All 13th century mathematician Leonardo of Pisa wanted to do was calculate the growth of rabbit populations in a defined area.
What he ended up with was a formula that numerically explains patterns found in everything from spiral galaxies to planning the perfect Maine garden.
Known as the Fibonacci sequence, after Leonardo’s nickname, it’s a group of numbers starting at zero and stretching into infinity with each number equaling the sum of the two behind it.
You are surrounded by Fibonacci sequences all day, every day. Once you are aware of them, they are hard to miss. Slice open a cabbage from the garden, look at the population of your beehive or watch the development of a hurricane like the one currently churning up the East Coast.
Beyond its occurrence in nature, the sequence is used by painters, sewers, photographers and other artists in their creative projects.
A big part of the attraction has to do with the “the golden ratio.” It’s a formula calculated using the Fibonnaci sequence to create the perfect and most visually pleasing rectangle.
It’s not clear why people are most attracted to golden ratio rectangles, but scientists think it could be because its proportion — especially when the horizontal side is longer — is the easiest for the human eye to scan and process.
The exact ratio is 1:1.618, and it was used thousands of years ago in building the pyramids of egypt.
It’s also seen in concentric circles that spiral outward like the clouds swirling around the eye of Hurricane Lee or in that pinecone you found in the forest.
“It has to do to some extent with how things replicate in nature,” Brandon Hanson, PhD, assistant professor of mathematics at University of Maine. “The patterns look nice so we use them as a frame of reference [and] that’s the reason it shows up in manmade designs.”
Closer to home, the Fibonacci sequence can be used to plan and design a rectangular golden-ratio garden with different plants growing in each of the rectangular spaces.
Start by measuring the long sides of your rectangular garden spaces and then multiply that by .618. That will give you a length for the short sides for the most visually pleasing rectangular space for your plants.

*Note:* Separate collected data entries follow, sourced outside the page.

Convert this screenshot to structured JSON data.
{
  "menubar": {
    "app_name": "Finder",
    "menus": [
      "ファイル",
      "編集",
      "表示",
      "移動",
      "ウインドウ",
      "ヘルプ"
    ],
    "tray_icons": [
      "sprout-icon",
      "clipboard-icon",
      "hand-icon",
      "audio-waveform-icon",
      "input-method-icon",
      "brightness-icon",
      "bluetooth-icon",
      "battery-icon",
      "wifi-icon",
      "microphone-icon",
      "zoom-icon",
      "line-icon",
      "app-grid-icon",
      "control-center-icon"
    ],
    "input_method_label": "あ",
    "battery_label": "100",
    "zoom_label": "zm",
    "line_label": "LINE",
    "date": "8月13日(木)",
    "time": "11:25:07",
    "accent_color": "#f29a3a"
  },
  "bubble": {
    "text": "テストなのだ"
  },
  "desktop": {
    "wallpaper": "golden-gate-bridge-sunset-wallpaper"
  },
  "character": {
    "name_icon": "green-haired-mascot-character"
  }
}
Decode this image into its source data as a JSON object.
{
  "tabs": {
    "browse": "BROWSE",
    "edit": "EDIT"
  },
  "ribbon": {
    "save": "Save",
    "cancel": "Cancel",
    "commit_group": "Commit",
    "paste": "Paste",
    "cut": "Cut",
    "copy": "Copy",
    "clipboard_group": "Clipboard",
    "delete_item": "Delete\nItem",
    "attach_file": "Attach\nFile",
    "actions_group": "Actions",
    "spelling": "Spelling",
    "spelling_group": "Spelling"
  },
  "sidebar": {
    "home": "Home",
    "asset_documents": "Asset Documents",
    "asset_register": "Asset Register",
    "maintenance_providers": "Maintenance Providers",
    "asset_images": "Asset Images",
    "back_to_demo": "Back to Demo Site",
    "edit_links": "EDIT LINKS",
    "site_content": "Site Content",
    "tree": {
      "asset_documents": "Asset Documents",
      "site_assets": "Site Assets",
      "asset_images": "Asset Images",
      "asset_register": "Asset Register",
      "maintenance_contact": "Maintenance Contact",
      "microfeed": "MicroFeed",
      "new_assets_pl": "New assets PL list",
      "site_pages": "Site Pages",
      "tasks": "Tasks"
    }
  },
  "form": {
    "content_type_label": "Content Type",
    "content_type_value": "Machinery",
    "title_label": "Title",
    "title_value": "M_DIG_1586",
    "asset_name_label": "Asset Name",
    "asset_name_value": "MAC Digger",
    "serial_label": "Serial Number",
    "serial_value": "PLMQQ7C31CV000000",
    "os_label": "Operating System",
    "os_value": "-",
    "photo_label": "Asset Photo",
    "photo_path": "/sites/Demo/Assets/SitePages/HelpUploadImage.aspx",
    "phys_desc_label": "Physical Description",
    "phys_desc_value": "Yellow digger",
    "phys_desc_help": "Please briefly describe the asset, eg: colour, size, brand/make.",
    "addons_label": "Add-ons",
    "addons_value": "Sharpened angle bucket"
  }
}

It’s also why the most popular garden bed size is 5-feet by 8-feet.
When it comes to planting your flowers or vegetables in that space, use the sequence to determine how many to put in your golden-ratio rectangle garden. That means you are going to plant in groupings of 1, 2, 3, 5, 8 and upward by adding together the last two numbers.
Some gardening catalogs have done the math for you by packaging flower bulbs in groups in accordance with the sequence.
For a purely mathematical garden, the formula has been used to figure out that the most visually appealing ratio for plants of different heights grouped together is one 6-foot plant or tree to three 4-foot shrubs or plants to eight two-and-a-half-foot plants.
Even though it was named for him, Fibonacci was not the first person to observe or use the sequence, Hanson said. More than 1,200 years before the Italian man described them, the numbers appeared in patterns in Sanskrit poetry.
“The sequence has certainly been around longer than Fibonacci,” Hanson said. “The reason why we think this is appealing is pretty subjective, but people have been mystified and excited by the Fibonacci sequence and golden ratio for a very long time.”